14. De aangewezen weg om een vermeend recht op een verblijfsvergunning op grond van de Regeling geldend te maken is het indienen van een daartoe strekkende aanvraag. Verweerder is gehouden om daarop een besluit te nemen. Het argument dat een dergelijke aanvraag bij voorbaat zinloos is (en onnodig belastend) volgt de rechtbank niet. Desgevraagd heeft de gemachtigde van verweerder ter zitting meegedeeld dat bij een dergelijke aanvraag leges betaald zullen moeten worden en dat in beginsel het vereiste van het bezit van een geldige machtiging tot voorlopig verblijf (mvv) zal worden tegengeworpen evenals dat het geval is bij willekeurig elke andere aanvraag om een verblijfsvergunning. Indien echter de aanvraag wordt onderbouwd met argumenten op grond waarvan de vreemdeling meent dat hij voldoet aan alle gestelde voorwaarden èn onder verwijzing naar het gelijkheidsbeginsel een beroep wordt gedaan op vrijstelling van het mvv-vereiste, dan zal daarop door verweerder een gemotiveerd besluit moeten worden genomen met daarin een beoordeling of de vreemdeling voldoet aan de voorwaarden van de Regeling. Indien, zo is door de gemachtigde van verweerder ter zitting uitdrukkelijk bevestigd, bij die beoordeling mocht blijken dat de vreemdeling voldoet aan de bedoelde voorwaarden zal alsnog vrijstelling worden verleend van het mvv-vereiste en zullen de leges worden terugbetaald. In het andere geval wordt weliswaar het mvv-vereiste gehandhaafd maar dat gebeurt dan op basis van de uitkomst van een voorafgaande inhoudelijke beoordeling.

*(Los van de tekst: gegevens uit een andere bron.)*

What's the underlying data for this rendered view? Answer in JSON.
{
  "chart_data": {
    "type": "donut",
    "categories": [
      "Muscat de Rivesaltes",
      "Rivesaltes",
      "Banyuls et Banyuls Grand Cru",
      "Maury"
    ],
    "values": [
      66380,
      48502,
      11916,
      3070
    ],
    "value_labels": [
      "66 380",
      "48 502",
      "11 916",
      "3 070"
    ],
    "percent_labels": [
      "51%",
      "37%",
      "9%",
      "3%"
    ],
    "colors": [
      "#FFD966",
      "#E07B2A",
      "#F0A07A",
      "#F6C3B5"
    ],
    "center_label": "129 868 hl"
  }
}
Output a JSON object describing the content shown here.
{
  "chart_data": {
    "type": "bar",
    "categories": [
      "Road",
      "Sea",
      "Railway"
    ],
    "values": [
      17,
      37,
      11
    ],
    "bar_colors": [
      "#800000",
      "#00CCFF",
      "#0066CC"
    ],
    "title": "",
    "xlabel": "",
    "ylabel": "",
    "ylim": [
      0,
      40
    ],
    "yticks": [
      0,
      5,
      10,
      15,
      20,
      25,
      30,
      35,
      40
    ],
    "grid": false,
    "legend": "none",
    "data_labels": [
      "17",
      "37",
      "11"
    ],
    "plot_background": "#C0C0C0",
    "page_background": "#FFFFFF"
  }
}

15. Het voorgaande brengt de rechtbank tot de slotsom dat verweerder het bezwaar van eiser terecht niet-ontvankelijk heeft verklaard.
16. Het beroep is derhalve ongegrond.
17. Voor een veroordeling van één der partijen in de door de andere partij gemaakte kosten bestaat geen aanleiding.
18. Beslist wordt als volgt.
verklaart het beroep ongegrond.
Aldus gedaan door mr. A.B.M. Hent als voorzitter en mr. E.H.M. Druijf en mr. J.R. van Es-de Vries als leden in tegenwoordigheid van mr. drs. C.R. Jansen als griffier en in het openbaar uitgesproken op 19 juni 2008.